So I have this simple class, it takes a character array and parses it into a JSON object. It then stores that object internally and provides a getter.
class JSONContainer {
public:
explicit JSONContainer(const char* const json) {
std::string t(json);
_json = new nlohmann::basic_json(json);
}
~JSONContainer() {
delete _json;
}
nlohmann::json *j() {
return _json;
}
private:
nlohmann::json* _json;
};
If I instantiate the class with something simple like ...
{"data": [100,100]}
it works but if this string grows to the length of ~1000+ the incoming character array gets corrupted when I try to parse json to a string.
// incoming json {"data": [100,100,100,100,100...

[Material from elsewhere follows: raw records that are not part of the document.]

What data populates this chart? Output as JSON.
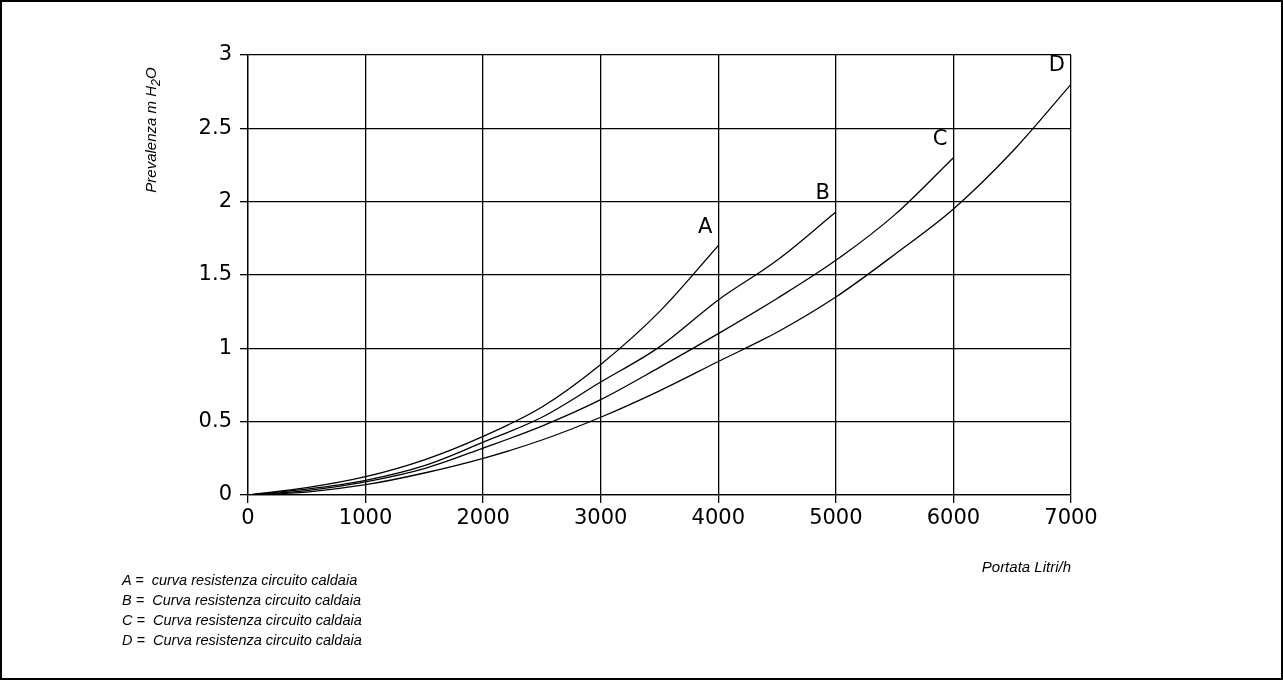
{
  "chart_data": {
    "type": "line",
    "xlabel": "Portata Litri/h",
    "ylabel": "Prevalenza m H$_{2}$O",
    "xlim": [
      0,
      7000
    ],
    "xticks": [
      0,
      1000,
      2000,
      3000,
      4000,
      5000,
      6000,
      7000
    ],
    "ylim": [
      0,
      3
    ],
    "yticks": [
      0,
      0.5,
      1,
      1.5,
      2,
      2.5,
      3
    ],
    "grid": true,
    "legend": false,
    "marker": "none",
    "line_style": "solid",
    "series": [
      {
        "name": "A",
        "color": "#000000",
        "x": [
          0,
          500,
          1000,
          1500,
          2000,
          2500,
          3000,
          3500,
          4000
        ],
        "values": [
          0,
          0.05,
          0.125,
          0.24,
          0.4,
          0.6,
          0.89,
          1.25,
          1.7
        ]
      },
      {
        "name": "B",
        "color": "#000000",
        "x": [
          0,
          500,
          1000,
          1500,
          2000,
          2500,
          3000,
          3500,
          4000,
          4500,
          5000
        ],
        "values": [
          0,
          0.04,
          0.1,
          0.2,
          0.36,
          0.53,
          0.77,
          1.01,
          1.33,
          1.6,
          1.93
        ]
      },
      {
        "name": "C",
        "color": "#000000",
        "x": [
          0,
          500,
          1000,
          1500,
          2000,
          2500,
          3000,
          3500,
          4000,
          4500,
          5000,
          5500,
          6000
        ],
        "values": [
          0,
          0.03,
          0.09,
          0.18,
          0.32,
          0.47,
          0.65,
          0.87,
          1.1,
          1.34,
          1.6,
          1.91,
          2.3
        ]
      },
      {
        "name": "D",
        "color": "#000000",
        "x": [
          0,
          500,
          1000,
          1500,
          2000,
          2500,
          3000,
          3500,
          4000,
          4500,
          5000,
          5500,
          6000,
          6500,
          7000
        ],
        "values": [
          0,
          0.02,
          0.07,
          0.15,
          0.25,
          0.375,
          0.53,
          0.71,
          0.91,
          1.11,
          1.35,
          1.64,
          1.95,
          2.34,
          2.8
        ]
      }
    ],
    "annotations": [
      "A =  curva resistenza circuito caldaia",
      "B =  Curva resistenza circuito caldaia",
      "C =  Curva resistenza circuito caldaia",
      "D =  Curva resistenza circuito caldaia"
    ]
  }
}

std::string t(json); // turns into "ÍÍÍÍÍÍÍÍÍÍÍÍÍÍÍÍÍÍÍÍÍÍÍÍÍÍÍÍÍÍÍÍÍÍÍÍÍÍÍÍÍÍÍÍÍÍ..." after this line
I have no idea what could be causing this. The one thing I though to check was the existence of the null terminator at the end of json and I always found it.
Appreciate the help!
Additional context for comments ...
This is the method calling the constructor above ...
std::shared_ptr<void> JSONSerDes::deserialize(const char *serializedData) {
auto *ct = new JSONContainer(serializedData);
return std::shared_ptr<void>(ct);
}
and then going up the stack to the main function, note this line deserializedData = t->deserialize(serializedData); ...
...
// declare intermediate data
const char* serializedData;
std::shared_ptr<void> deserializedData;
// for each data set size, run each test
for (const int testSize: sizeTestsB) {
// generate the test data, imitate data coming from python program
PyObject* td = data(testSize);
for (const std::unique_ptr<SerDesTest>& t: tests) {
// log the start
startTest(t->type(), testSize, currentTest, totalTests);
// mark start, ser/des mark end
start = std::chrono::steady_clock::now();
serializedData = t->serialize(td); // Python -> Redis
checkpoints.push_back(checkpoint(t->type(), testSize, "PythonToRedis", start));
deserializedData = t->deserialize(serializedData); // Redis -> Container
checkpoints.push_back(checkpoint(t->type(), testSize, "RedisToContainer", start));
...
This is the function used to turn the python object into a character array. dumps is a method from pythons json module. I may be misunderstanding what the lifecycle of the character array is.
const char* JSONSerDes::serialize(PyObject * pyJson) {
// convert pyobject to boost python object
boost::python::object d = boost::python::extract<boost::python::object>(pyJson);
// call the dumps function and capture the return value
return boost::python::extract<const char*>(dumps(d));
}
I figured out what was wrong. When this handle
falls out of scope the data seems to get deleted, making me thing the "extracted" pointer was just referencing the internal data, not data copied out out as the provided type.
I just changed my serialize method to copy the data over to a new buffer I allocated on the heap.